Usually ****ty hours, terrible cases (ie liver transplants at 1am), lots of call, etc.

Cedars anesthesia imploded and cedars basically employs them now. Good payor mix too but when the c suite has other plans, anesthesia groups don't survive long

That sounds not fun
 
So what’s the catch?
425-550 with 4-5 weeks pto depending on years from training. This includes 72 calls a year.

Heard through the grapevine that since crna program is not off the ground quite yet and with relatively low-ish number of house staff, you are often sending residents home on call.
 
425-550 with 4-5 weeks pto depending on years from training.

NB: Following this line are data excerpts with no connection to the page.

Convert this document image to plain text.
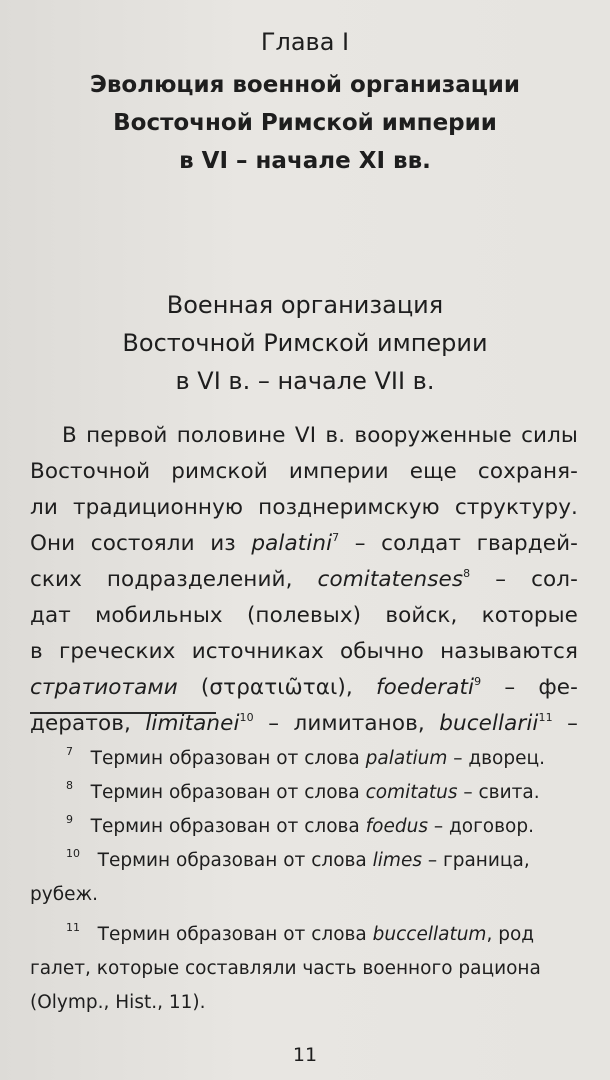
Глава I
Эволюция военной организации
Восточной Римской империи
в VI – начале XI вв.
Военная организация
Восточной Римской империи
в VI в. – начале VII в.
В первой половине VI в. вооруженные силы
Восточной римской империи еще сохраня-
ли традиционную позднеримскую структуру.
Они состояли из palatini$^7$ – солдат гвардей-
ских подразделений, comitatenses$^8$ – сол-
дат мобильных (полевых) войск, которые
в греческих источниках обычно называются
стратиотами (στρατιῶται), foederati$^9$ – фе-
дератов, limitanei$^{10}$ – лимитанов, bucellarii$^{11}$ –
$^7$ Термин образован от слова palatium – дворец.
$^8$ Термин образован от слова comitatus – свита.
$^9$ Термин образован от слова foedus – договор.
$^{10}$ Термин образован от слова limes – граница,
рубеж.
$^{11}$ Термин образован от слова buccellatum, род
галет, которые составляли часть военного рациона
(Olymp., Hist., 11).
11
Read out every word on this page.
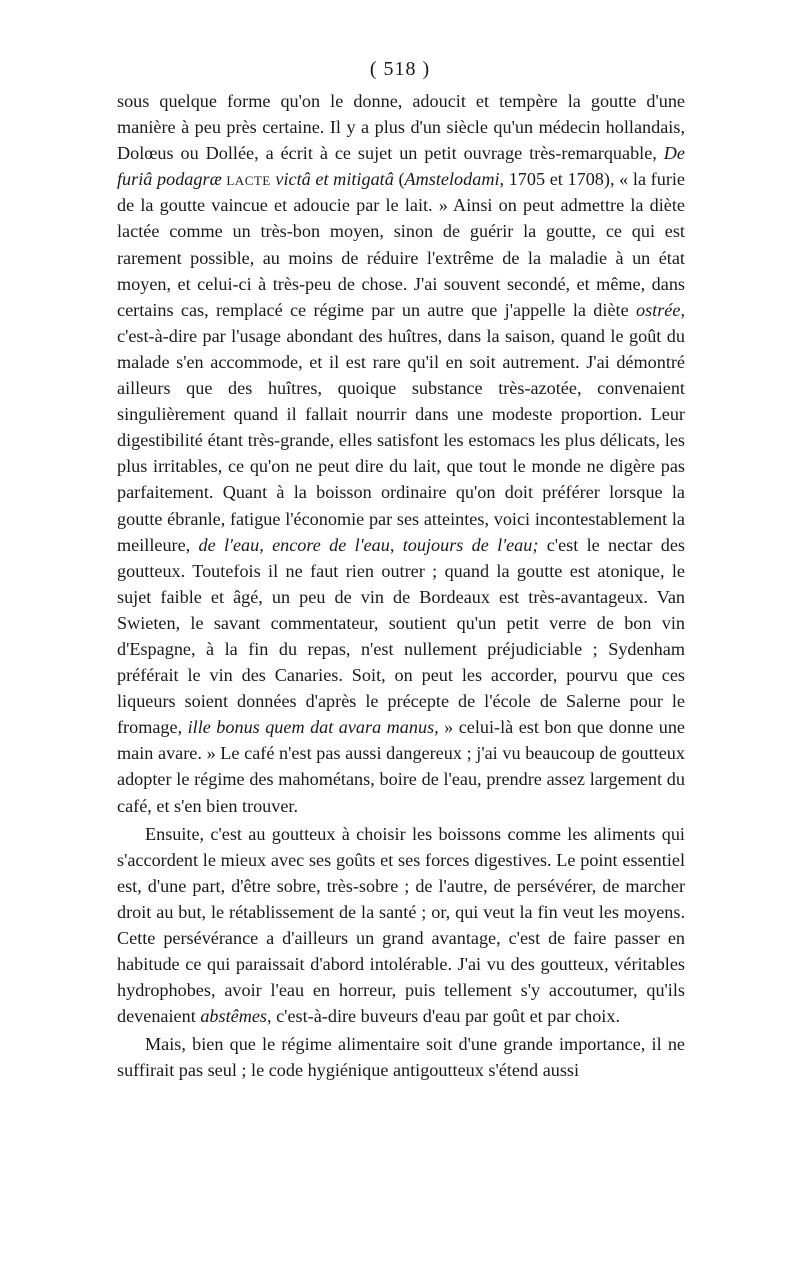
( 518 )

sous quelque forme qu'on le donne, adoucit et tempère la goutte d'une manière à peu près certaine. Il y a plus d'un siècle qu'un médecin hollandais, Dolœus ou Dollée, a écrit à ce sujet un petit ouvrage très-remarquable, De furiâ podagræ lacte victâ et mitigatâ (Amstelodami, 1705 et 1708), « la furie de la goutte vaincue et adoucie par le lait. » Ainsi on peut admettre la diète lactée comme un très-bon moyen, sinon de guérir la goutte, ce qui est rarement possible, au moins de réduire l'extrême de la maladie à un état moyen, et celui-ci à très-peu de chose. J'ai souvent secondé, et même, dans certains cas, remplacé ce régime par un autre que j'appelle la diète ostrée, c'est-à-dire par l'usage abondant des huîtres, dans la saison, quand le goût du malade s'en accommode, et il est rare qu'il en soit autrement. J'ai démontré ailleurs que des huîtres, quoique substance très-azotée, convenaient singulièrement quand il fallait nourrir dans une modeste proportion. Leur digestibilité étant très-grande, elles satisfont les estomacs les plus délicats, les plus irritables, ce qu'on ne peut dire du lait, que tout le monde ne digère pas parfaitement. Quant à la boisson ordinaire qu'on doit préférer lorsque la goutte ébranle, fatigue l'économie par ses atteintes, voici incontestablement la meilleure, de l'eau, encore de l'eau, toujours de l'eau; c'est le nectar des goutteux. Toutefois il ne faut rien outrer ; quand la goutte est atonique, le sujet faible et âgé, un peu de vin de Bordeaux est très-avantageux. Van Swieten, le savant commentateur, soutient qu'un petit verre de bon vin d'Espagne, à la fin du repas, n'est nullement préjudiciable ; Sydenham préférait le vin des Canaries. Soit, on peut les accorder, pourvu que ces liqueurs soient données d'après le précepte de l'école de Salerne pour le fromage, ille bonus quem dat avara manus, » celui-là est bon que donne une main avare. » Le café n'est pas aussi dangereux ; j'ai vu beaucoup de goutteux adopter le régime des mahométans, boire de l'eau, prendre assez largement du café, et s'en bien trouver.

Ensuite, c'est au goutteux à choisir les boissons comme les aliments qui s'accordent le mieux avec ses goûts et ses forces digestives. Le point essentiel est, d'une part, d'être sobre, très-sobre ; de l'autre, de persévérer, de marcher droit au but, le rétablissement de la santé ; or, qui veut la fin veut les moyens. Cette persévérance a d'ailleurs un grand avantage, c'est de faire passer en habitude ce qui paraissait d'abord intolérable. J'ai vu des goutteux, véritables hydrophobes, avoir l'eau en horreur, puis tellement s'y accoutumer, qu'ils devenaient abstêmes, c'est-à-dire buveurs d'eau par goût et par choix.

Mais, bien que le régime alimentaire soit d'une grande importance, il ne suffirait pas seul ; le code hygiénique antigoutteux s'étend aussi
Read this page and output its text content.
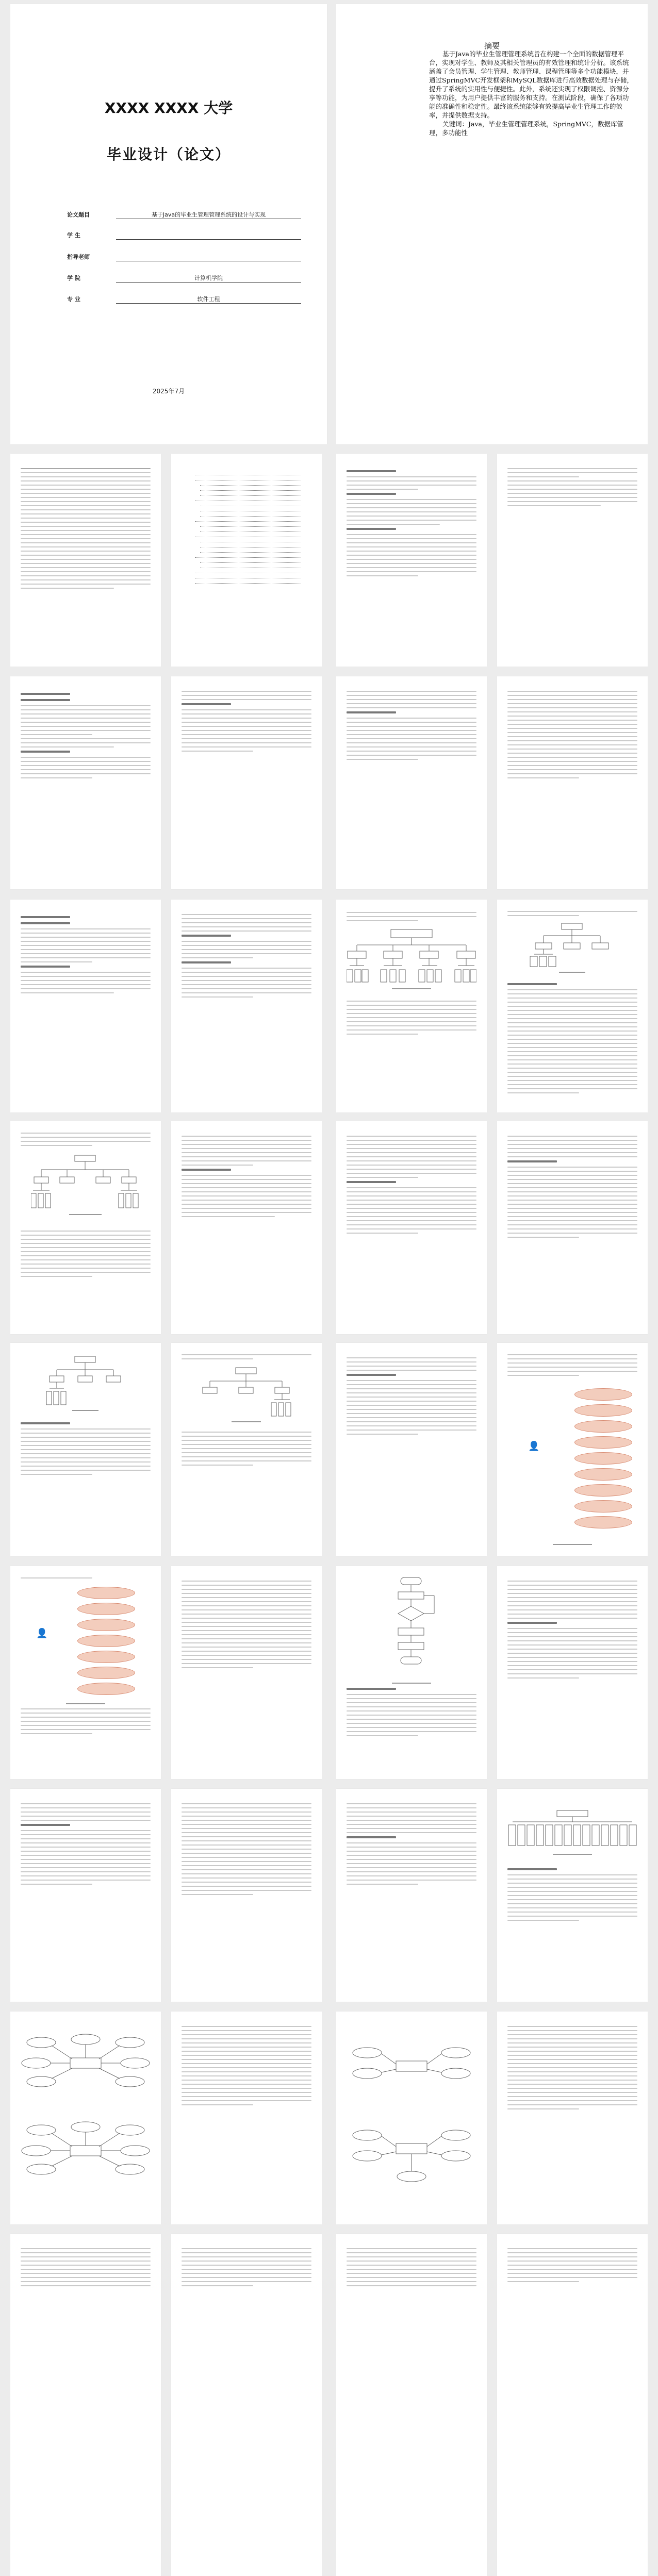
XXXX XXXX 大学
毕业设计（论文）
论文题目	基于Java的毕业生管理管理系统的设计与实现
学 生
指导老师
学 院	计算机学院
专 业	软件工程
2025年7月
摘要

基于Java的毕业生管理管理系统旨在构建一个全面的数据管理平台，实现对学生、教师及其相关管理员的有效管理和统计分析。该系统涵盖了会员管理、学生管理、教师管理、课程管理等多个功能模块，并通过SpringMVC开发框架和MySQL数据库进行高效数据处理与存储，提升了系统的实用性与便捷性。此外，系统还实现了权限调控、资源分享等功能，为用户提供丰富的服务和支持。在测试阶段，确保了各项功能的准确性和稳定性。最终该系统能够有效提高毕业生管理工作的效率，并提供数据支持。

关键词：Java，毕业生管理管理系统，SpringMVC，数据库管理，多功能性

👤
👤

This includes 72 calls a year.

Heard through the grapevine that since crna program is not off the ground quite yet and with relatively low-ish number of house staff, you are often sending residents home on call.
yeaaa no thanks
 
425-550 with 4-5 weeks pto depending on years from training. This includes 72 calls a year.

Heard through the grapevine that since crna program is not off the ground quite yet and with relatively low-ish number of house staff, you are often sending residents home on call.
That really is about the same work/call burden as other academic programs in the area, with far more pay...
 
I had a call with Cedars. Call burden was very high with many late nights. “Q3 in house.” Moving to supervision. 550+ was for liver call. Not sure about generalists.